Les pièges à éviter : la structuration reste déterminante

Si l'hôtellerie économique est éligible au 150-0 B ter, une vigilance particulière s'impose sur la structuration de l'investissement. L'administration fiscale distingue nettement deux cas de figure.

Cas 1 : Acquisition intégrée murs + fonds + exploitation

La holding acquiert simultanément les murs et le fonds de commerce, et exploite directement l'hôtel ou confie cette exploitation à une société opérationnelle qu'elle contrôle. Dans ce cas, l'activité est reconnue comme économique et l'investissement est pleinement éligible au 150-0 B ter.

Cas 2 : Acquisition des murs seuls avec bail commercial

La holding acquiert uniquement les murs de l'hôtel et consent un bail commercial à un tiers qui exploite le fonds. Dans ce schéma, l'administration fiscale peut considérer que l'activité de la holding se limite à de la location immobilière, exclue du bénéfice du 150-0 B ter.

« La structuration est déterminante. Une dissociation entre propriété des murs et exploitation du fonds fragilise l'éligibilité fiscale du réinvestissement. Il faut privilégier une logique d'exploitation intégrée », relève Raphaël Zribi, responsable des partenariats chez Balestra.

Pour sécuriser l'opération, il est recommandé d'acquérir l'hôtel dans une logique d'exploitation intégrée, où la holding contrôle à la fois l'actif immobilier et l'activité opérationnelle. Cette structuration garantit que l'investissement ne se limite pas à une mise en location passive.

Calendrier d'application : une fenêtre d'opportunité pour les cessions 2025

Les nouvelles règles s'appliquent aux cessions de titres apportés réalisées à compter du lendemain de la publication de la loi de finances pour 2026, soit à partir de février 2026. Conséquence pratique : si la cession des titres apportés intervient avant cette date (fin 2025 ou début 2026), le régime antérieur demeure applicable, même si le réinvestissement est réalisé ultérieurement. Les investisseurs bénéficient alors des conditions plus favorables : taux de remploi à 60 %, délai de 2 ans, conservation de 12 mois.

En revanche, pour les cessions intervenant à compter de février 2026, les nouvelles règles s'imposent intégralement : 70 % de remploi, 3 ans de délai, 5 ans de conservation, et surtout, exclusion de l'immobilier hors hôtellerie.

« Pour les entrepreneurs qui envisagent de céder leur société en 2026, anticiper la structure de réinvestissement devient essentiel. L'hôtellerie économique offre une solution sécurisée et conforme », expose Éric de Kervénoaël, directeur général de Balestra

L'hôtellerie économique, un choix rationnel dans un cadre durci

La loi de finances pour 2026 marque une rupture dans l'utilisation du 150-0 B ter.
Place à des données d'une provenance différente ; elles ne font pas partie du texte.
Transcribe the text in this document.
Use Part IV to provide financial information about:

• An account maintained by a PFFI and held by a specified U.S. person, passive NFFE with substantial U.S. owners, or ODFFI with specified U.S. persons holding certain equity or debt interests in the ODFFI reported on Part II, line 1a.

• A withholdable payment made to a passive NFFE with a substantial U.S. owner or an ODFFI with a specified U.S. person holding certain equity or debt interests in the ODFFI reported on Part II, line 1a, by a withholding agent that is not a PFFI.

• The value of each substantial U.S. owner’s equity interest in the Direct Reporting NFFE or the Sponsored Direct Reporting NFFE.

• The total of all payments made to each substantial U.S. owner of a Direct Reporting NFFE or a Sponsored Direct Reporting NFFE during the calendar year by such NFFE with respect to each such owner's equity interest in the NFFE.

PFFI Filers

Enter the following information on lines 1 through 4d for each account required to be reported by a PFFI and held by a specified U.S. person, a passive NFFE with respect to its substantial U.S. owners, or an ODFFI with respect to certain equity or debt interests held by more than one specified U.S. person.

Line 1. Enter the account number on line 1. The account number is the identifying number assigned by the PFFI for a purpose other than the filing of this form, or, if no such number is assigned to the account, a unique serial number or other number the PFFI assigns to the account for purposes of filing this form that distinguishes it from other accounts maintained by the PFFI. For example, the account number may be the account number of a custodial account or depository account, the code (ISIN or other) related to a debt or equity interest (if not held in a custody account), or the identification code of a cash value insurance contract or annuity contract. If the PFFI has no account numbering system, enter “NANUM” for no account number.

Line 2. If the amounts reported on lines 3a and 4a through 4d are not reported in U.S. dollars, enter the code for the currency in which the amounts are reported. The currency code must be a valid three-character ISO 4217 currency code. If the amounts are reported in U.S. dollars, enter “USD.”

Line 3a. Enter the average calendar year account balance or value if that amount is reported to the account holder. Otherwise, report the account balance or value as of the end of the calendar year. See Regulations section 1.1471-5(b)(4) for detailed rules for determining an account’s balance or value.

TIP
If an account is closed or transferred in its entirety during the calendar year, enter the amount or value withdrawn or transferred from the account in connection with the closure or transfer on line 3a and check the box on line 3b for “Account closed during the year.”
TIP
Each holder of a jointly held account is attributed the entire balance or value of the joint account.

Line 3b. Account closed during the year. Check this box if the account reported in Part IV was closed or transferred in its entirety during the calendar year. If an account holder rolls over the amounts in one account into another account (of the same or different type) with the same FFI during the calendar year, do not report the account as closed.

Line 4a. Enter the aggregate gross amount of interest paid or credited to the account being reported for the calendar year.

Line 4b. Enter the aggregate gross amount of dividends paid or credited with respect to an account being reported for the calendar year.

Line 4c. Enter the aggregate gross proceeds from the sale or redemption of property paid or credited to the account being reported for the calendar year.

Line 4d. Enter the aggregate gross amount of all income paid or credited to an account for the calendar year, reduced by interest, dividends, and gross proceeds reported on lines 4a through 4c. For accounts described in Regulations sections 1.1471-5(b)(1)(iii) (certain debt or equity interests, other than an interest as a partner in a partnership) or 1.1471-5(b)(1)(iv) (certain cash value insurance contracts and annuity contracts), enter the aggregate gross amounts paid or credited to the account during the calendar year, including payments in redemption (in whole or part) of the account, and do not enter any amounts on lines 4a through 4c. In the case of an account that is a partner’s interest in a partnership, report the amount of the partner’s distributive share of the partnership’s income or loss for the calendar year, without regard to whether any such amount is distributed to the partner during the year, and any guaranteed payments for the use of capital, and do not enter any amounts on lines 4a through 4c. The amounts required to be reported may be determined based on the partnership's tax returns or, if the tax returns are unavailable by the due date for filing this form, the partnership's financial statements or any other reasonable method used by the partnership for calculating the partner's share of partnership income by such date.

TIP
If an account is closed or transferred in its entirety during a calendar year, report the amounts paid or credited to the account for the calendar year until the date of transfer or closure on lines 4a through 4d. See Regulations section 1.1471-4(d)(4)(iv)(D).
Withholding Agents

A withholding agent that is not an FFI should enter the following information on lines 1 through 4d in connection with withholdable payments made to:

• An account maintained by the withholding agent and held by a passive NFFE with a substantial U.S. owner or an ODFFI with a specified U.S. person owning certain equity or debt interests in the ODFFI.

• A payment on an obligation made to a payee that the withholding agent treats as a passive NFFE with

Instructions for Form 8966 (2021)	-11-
Le dispositif demeure, mais ses conditions d'application sont profondément modifiées : taux de remploi à 70 %, délai de 3 ans, conservation de 5 ans, et surtout, exclusion quasi totale de l'immobilier.
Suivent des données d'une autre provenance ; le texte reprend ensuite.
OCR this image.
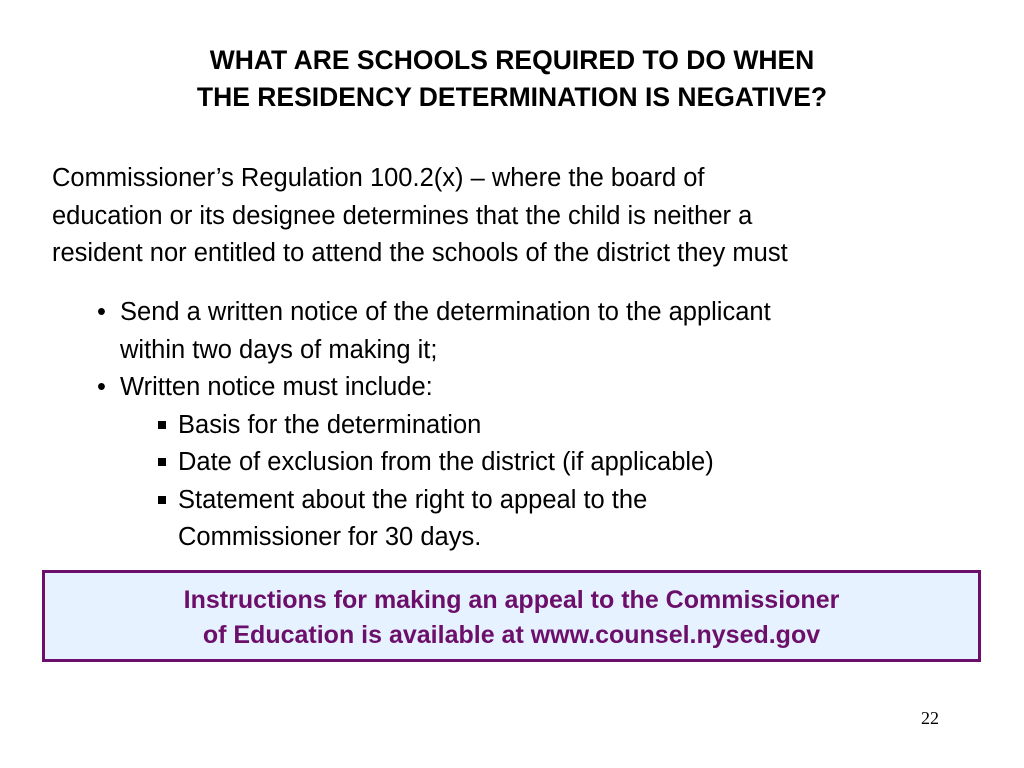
WHAT ARE SCHOOLS REQUIRED TO DO WHEN
THE RESIDENCY DETERMINATION IS NEGATIVE?
Commissioner’s Regulation 100.2(x) – where the board of
education or its designee determines that the child is neither a
resident nor entitled to attend the schools of the district they must
• Send a written notice of the determination to the applicant
within two days of making it;
• Written notice must include:
Basis for the determination
Date of exclusion from the district (if applicable)
Statement about the right to appeal to the
Commissioner for 30 days.
Instructions for making an appeal to the Commissioner
of Education is available at www.counsel.nysed.gov
22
Dans ce contexte restrictif, l'hôtellerie économique et super-économique s'impose comme un choix stratégique rationnel pour les investisseurs soumis aux obligations du 150-0 B ter.

Elle conjugue :

- Une éligibilité fiscale incontestable, confirmée par la nomenclature NAF et la doctrine administrative ;

- Un modèle opérationnel sobre et défensif, adapté aux exigences de conservation longue ;

- Des prix d'entrée accessibles, facilitant le déploiement du capital dans le délai de 3 ans ;

- Une demande structurelle et diversifiée, assurant des taux d'occupation réguliers ;

- Une transformation durable facilitée, en phase avec les enjeux ESG.
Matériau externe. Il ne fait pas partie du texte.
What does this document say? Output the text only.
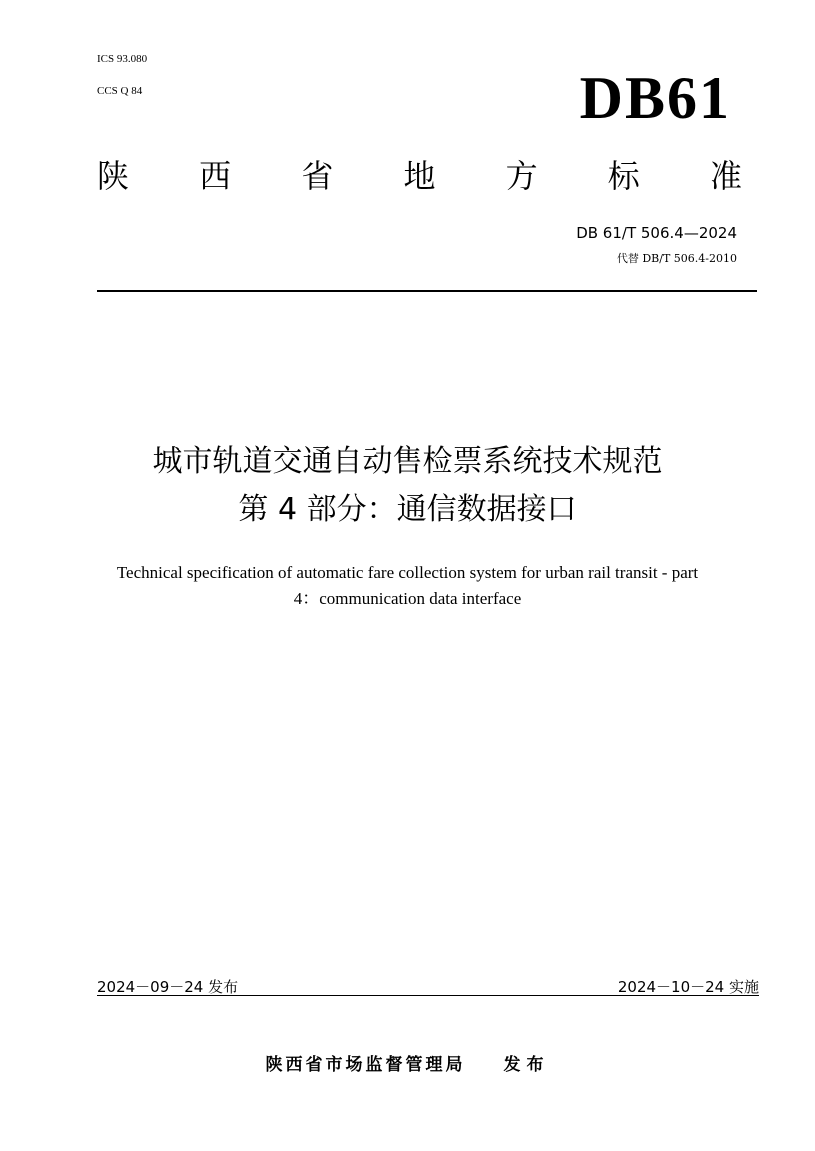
ICS 93.080
CCS Q 84	DB61
陕 西 省 地 方 标 准
DB 61/T 506.4—2024
代替 DB/T 506.4-2010
城市轨道交通自动售检票系统技术规范
第 4 部分：通信数据接口
Technical specification of automatic fare collection system for urban rail transit - part
4：communication data interface
2024－09－24 发布	2024－10－24 实施
陕西省市场监督管理局 发布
Alors que la location meublée, le marchand de biens, la promotion immobilière et la quasi-totalité des stratégies immobilières sont désormais exclues du bénéfice du report d'imposition, l'hôtellerie économique conserve sa place parmi les rares investissements immobiliers pleinement éligibles.

Pour les chefs d'entreprise qui cèdent leur société en 2026 et cherchent à réinvestir intelligemment tout en préservant le bénéfice du 150-0 B ter, l'hôtellerie économique n'est pas une option par défaut : c'est un choix stratégique lucide, ancré dans la réalité économique des territoires et adapté aux nouvelles contraintes fiscales.

« La réforme de 2026 a fermé de nombreuses portes. L'hôtellerie économique reste l'une des rares fenêtres ouvertes pour allier performance, conformité fiscale et utilité territoriale », conclut Mickaël Blondel, directeur du développement chez Balestra.